Ricordate i Buddha di Bamiyan? Sulla High Line di New York una grande scultura gli rende omaggio
L'artista vietnamita Tuan Andrew Nguyen porta sul plinto della passerella artistica un ricordo degli antichissimi Buddha distrutti dall'iconoclastia talebana ormai 25 anni fa. Che si fanno oggi simbolo di rinascita spirituale e politica
Dopo due anni di costante presenza, soprattutto sui social, è tempo per il gigantesco piccione della High Line di New York di lasciare il posto a una nuova opera. La scultura iperrealista, sistemata sul plinto della passerella artistica all’incrocio tra la 30th St. e la 10th Avenue, sarà sostituito da una nuova, grande scultura.
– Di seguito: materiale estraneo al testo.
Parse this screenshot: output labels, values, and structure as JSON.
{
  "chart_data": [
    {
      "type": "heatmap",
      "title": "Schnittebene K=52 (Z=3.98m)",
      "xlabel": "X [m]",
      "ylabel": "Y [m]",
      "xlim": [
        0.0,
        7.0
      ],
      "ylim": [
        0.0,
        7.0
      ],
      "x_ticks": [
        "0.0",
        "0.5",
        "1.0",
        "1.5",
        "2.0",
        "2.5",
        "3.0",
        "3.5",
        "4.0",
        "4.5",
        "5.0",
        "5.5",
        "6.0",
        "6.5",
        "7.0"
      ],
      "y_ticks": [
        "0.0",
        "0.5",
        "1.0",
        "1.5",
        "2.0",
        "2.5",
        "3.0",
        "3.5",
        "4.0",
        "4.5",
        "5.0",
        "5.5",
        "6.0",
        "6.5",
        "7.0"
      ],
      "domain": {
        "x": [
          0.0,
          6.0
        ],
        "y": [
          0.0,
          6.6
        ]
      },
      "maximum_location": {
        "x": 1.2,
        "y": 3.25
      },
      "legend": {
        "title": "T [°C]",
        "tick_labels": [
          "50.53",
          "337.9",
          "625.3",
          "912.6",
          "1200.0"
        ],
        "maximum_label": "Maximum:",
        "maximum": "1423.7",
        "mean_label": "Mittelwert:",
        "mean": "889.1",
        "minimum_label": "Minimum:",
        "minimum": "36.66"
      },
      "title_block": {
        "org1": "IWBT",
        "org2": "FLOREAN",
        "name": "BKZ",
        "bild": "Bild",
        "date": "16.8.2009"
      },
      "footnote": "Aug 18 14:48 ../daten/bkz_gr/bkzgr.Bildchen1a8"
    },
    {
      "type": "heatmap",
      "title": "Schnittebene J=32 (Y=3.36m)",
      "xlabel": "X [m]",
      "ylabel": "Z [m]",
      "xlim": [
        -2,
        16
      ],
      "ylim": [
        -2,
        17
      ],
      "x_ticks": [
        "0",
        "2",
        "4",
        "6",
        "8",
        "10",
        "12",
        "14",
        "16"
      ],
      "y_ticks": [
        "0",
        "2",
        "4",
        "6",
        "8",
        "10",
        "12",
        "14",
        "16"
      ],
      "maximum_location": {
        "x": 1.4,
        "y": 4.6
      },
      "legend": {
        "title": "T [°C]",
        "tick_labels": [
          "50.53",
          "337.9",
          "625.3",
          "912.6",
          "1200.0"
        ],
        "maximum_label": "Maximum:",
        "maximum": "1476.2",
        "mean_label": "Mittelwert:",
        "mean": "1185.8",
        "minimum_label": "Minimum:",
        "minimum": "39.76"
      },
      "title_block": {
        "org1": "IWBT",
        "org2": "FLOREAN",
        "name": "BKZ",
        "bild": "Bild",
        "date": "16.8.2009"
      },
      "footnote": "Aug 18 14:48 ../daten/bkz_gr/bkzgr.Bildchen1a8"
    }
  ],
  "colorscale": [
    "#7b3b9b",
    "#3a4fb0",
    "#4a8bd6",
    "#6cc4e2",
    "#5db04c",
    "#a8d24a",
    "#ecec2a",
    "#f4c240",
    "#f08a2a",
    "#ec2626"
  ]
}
Non più un ironico occhiolino alla cultura metropolitana della città, ma un simbolo di memoria che rimanda a un passato recente dai tratti assai più tragici: la distruzione dei grandi Buddha di Bamiyan in Afghanistan.
La tragedia dei Buddha di Bamiyan
Vittime dell’iconoclastia talebana nel 2001, i Buddha di Bamiyan erano due colossali statue del VI Secolo nel cuore dell’omonima valle dell’Afghanistan centrale. Le grandi sculture, così come tutta l’area circostante, ricoprono un profondo significato sociale, economico e culturale in una regione attraversata dalla Via della Seta in cui storicamente si sono sviluppati Zoroastrismo, Buddismo, Induismo e Islam. Tutto ciò che resta, oggi, della loro secolare presenza sono le due nicchie vuote, scavate nella montagna.
La grande installazione sul plinto della High Line di New York
È dedicata a loro The Light That Shines Through the Universe, l’installazione dell’artista vietnamita Tuan Andrew Nguyen (Ho Chi Minh City, 1976), la cui pratica artistica si relaziona con l’impatto duraturo di conflitti e violenze. Lo spazio vuoto portato dalla guerra, dalla colonizzazione e dalle catastrofi ambientali è un filo conduttore del suo lavoro, sia nel paesaggio, sia nei corpi sia nelle culture: non sorprende quindi il rimando alla perdita culturale dei Buddha con la sua statua in arenaria alta 8 metri. Ma non di sola mancanza ci parla questa monumentale opera.
La reincarnazione spirituale e politica secondo Tuan Andrew Nguyen
Quinta scultura a comparire sul piedistallo, e visibile dalla primavera 2026 all’autunno 2027, The Light That Shines Through the Universe rimanda al soprannome che le comunità locali usavano per il Buddha più grande: Salsal, letteralmente “la luce splende attraverso l’universo“. Quella di Nguyen non è una replica esatta di Salsal, ma un’eco in grado di trascendere la distruzione fisica per farsi simbolo di reincarnazione nella sua connotazione spirituale e politica, altro motivo ricorrente nell’opera dell’artista: le ingiustizie del passato, che si manifestano nella vita contemporanea, offrono in sé uno spazio per reimmaginare il futuro. Simbolo di questa speranza sono le mani di Salsal, perdute nel Buddha originale (in susseguenti attacchi iconoclasti), che qui invece ricompaiono: realizzate in ottone, ricavato da vecchi proiettili di artiglieria, le mani sono in “mudra”, gesti simbolici che indicano coraggio e compassione. Queste protesi, che richiamano anche la perdurante tragedia delle mine antiuomo nel suo nativo Vietnam, sono evidenziate da Nguyen come allegoria della speranza e della guarigione. Un augurio perdurante che sembra trovare nella New York di Zohran Mamdani la sua giusta casa.